I have a data frame, from which I can select a column (series) as follows:
275488 90
275490 35
275491 60
275492 23
275493 23
275494 34
275495 75
275496 40
275497 69
275498 14
275499 83
... ...
value_rank is a previously created percentile rank from a larger data-set. What I am trying to do, is to create bins of this data set, e.g. quintile
pd.qcut(df.value_rank, 5, labels=False)
275488 4
275490 1
275491 3
275492 1
275493 1
275494 1
275495 3
275496 2
... ...
This appears fine, as expected, but it isn't.
In fact, I have 1569 columns.
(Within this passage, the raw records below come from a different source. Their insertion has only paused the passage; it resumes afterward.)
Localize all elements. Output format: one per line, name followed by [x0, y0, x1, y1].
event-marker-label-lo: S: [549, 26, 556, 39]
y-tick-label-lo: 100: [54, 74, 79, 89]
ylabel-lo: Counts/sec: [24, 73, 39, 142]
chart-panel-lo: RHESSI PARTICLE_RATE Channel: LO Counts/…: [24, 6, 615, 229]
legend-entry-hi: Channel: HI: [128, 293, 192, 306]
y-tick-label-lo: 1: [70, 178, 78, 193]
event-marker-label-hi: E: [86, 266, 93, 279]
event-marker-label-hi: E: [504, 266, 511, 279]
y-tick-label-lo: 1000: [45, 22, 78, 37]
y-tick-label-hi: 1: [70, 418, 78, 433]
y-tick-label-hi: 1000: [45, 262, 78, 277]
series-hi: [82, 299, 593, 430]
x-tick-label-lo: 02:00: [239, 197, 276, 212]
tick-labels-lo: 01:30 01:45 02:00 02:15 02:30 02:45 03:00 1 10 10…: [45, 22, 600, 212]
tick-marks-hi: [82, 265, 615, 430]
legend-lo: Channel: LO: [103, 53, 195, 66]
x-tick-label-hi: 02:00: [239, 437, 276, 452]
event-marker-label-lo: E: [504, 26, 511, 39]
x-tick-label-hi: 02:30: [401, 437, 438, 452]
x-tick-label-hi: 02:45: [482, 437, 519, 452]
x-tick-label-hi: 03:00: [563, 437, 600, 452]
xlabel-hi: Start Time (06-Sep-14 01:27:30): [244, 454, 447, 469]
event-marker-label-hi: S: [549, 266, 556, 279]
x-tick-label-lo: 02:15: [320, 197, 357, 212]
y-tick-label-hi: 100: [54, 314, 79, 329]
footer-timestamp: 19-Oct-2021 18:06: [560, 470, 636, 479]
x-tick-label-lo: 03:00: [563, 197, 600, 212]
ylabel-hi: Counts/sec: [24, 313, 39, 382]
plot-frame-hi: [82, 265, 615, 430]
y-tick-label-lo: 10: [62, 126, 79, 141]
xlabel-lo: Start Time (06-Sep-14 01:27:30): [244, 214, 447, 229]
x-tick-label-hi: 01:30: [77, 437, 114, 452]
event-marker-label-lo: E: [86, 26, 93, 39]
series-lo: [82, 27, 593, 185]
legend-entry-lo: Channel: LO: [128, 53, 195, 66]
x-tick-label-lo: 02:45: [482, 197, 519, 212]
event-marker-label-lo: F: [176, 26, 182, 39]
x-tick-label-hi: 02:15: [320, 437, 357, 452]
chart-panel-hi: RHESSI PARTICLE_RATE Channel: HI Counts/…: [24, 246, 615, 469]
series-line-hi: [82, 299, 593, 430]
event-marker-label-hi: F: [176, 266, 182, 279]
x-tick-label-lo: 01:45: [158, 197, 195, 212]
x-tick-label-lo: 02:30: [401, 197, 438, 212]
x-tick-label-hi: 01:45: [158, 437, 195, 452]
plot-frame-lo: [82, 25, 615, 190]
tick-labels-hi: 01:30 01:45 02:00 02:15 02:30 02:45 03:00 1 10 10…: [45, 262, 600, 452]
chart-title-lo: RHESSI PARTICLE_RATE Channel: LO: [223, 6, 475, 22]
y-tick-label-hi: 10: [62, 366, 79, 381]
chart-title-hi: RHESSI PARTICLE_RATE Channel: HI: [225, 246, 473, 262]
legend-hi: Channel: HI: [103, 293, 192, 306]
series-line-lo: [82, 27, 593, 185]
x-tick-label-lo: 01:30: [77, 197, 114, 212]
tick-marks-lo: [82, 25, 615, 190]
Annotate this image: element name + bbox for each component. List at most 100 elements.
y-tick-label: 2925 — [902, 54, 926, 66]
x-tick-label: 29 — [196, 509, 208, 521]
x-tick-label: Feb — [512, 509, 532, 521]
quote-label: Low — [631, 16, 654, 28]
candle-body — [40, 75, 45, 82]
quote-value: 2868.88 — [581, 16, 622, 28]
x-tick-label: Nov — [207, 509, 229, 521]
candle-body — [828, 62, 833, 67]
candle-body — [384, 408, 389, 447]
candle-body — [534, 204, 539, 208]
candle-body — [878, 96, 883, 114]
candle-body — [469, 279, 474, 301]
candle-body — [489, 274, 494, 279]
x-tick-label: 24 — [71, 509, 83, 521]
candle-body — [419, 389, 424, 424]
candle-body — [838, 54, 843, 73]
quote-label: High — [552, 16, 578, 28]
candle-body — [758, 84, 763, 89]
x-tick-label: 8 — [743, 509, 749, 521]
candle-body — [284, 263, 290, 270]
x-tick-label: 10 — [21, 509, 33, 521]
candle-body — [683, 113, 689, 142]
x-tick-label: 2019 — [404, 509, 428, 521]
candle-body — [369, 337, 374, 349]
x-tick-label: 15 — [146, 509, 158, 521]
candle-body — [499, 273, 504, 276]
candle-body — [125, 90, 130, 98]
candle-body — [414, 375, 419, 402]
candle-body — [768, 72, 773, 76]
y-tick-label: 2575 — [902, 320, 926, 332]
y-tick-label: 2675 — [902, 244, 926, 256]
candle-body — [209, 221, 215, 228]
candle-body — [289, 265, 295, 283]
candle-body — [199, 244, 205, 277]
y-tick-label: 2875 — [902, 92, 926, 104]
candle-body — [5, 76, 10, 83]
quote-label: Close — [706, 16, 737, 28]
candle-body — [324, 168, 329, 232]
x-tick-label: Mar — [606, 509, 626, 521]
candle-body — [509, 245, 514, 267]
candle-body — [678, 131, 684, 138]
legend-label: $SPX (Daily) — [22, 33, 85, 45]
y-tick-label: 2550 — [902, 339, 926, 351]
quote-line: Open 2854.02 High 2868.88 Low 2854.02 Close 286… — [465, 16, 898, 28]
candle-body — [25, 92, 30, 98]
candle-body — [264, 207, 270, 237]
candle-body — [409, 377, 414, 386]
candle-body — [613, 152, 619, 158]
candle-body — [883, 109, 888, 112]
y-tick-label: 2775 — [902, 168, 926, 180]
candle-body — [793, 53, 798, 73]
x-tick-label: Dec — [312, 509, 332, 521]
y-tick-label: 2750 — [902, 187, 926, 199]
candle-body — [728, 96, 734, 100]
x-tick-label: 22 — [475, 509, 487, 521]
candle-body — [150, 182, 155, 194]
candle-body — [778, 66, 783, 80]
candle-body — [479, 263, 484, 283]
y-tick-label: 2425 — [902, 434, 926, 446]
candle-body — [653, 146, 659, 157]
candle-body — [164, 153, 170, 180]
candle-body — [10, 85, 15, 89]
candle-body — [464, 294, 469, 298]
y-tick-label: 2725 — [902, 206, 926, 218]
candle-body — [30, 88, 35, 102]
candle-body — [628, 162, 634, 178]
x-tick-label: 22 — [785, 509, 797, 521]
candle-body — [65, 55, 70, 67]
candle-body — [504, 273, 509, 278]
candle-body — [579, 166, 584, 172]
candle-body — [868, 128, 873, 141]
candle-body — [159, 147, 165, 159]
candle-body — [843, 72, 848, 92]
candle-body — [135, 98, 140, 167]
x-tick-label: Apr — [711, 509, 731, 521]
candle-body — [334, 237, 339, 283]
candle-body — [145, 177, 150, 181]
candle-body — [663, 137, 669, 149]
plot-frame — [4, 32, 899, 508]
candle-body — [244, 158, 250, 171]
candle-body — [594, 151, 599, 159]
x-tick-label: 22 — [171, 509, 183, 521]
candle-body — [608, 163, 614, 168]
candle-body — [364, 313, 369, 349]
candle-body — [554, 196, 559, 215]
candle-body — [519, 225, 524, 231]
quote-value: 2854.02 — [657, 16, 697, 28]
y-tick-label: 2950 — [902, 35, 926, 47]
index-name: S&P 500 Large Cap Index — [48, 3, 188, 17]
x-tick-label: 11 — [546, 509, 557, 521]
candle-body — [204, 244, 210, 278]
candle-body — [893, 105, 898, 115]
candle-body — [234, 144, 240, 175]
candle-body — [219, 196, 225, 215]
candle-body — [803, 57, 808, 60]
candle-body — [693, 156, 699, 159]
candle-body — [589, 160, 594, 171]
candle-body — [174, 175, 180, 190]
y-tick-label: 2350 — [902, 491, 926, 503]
The nearest number divisible by 5 bins is 1565 which should give 1565 / 5 = 313 observations in each bin. There are 4 extra records, so I would expect to have 4 bins with 314 observations, and one with 313 observations. Instead, I get this:
obs = pd.qcut(df.value_rank, 5, labels=False)
0 329
3 314
1 313
4 311
2 302
I have no nans in df, and cannot think of any reason why this is happening. Literally beginning to tear my hair out!
Here is a small example:
286742 11
286835 53
286865 40
286930 31
286936 45
286955 27
287031 30
287111 36
287269 30
287310 18
pd.qcut gives this:
pd.qcut(df.value_rank, 5, labels = False).value_counts()
bin count
1 3
4 2
3 2
0 2
2 1
There should be 2 observations in each bin, not 3 in bin 1 and 1 in bin 2!
qcut is trying to compensate for repeating values. This is easier to visualize if you return the bin limits along with your qcut results:
In [42]: test_list = [ 11, 18, 27, 30, 30, 31, 36, 40, 45, 53 ]
In [43]: test_series = pd.Series(test_list, name='value_rank')
In [49]: pd.qcut(test_series, 5, retbins=True, labels=False)
(array([0, 0, 1, 1, 1, 2, 3, 3, 4, 4]),
array([ 11. , 25.2, 30. , 33. , 41. , 53. ]))
You can see that there was no choice but to set the bin limit at 30, so qcut had to "steal" one from the expected values in the third bin and place them in the second. I'm thinking that this is just happening at a larger scale with your percentiles since you're basically condensing their ranks into a 1 to 100 scale. Any reason not to just run qcut directly on the data instead of the percentiles or return percentiles that have greater precision?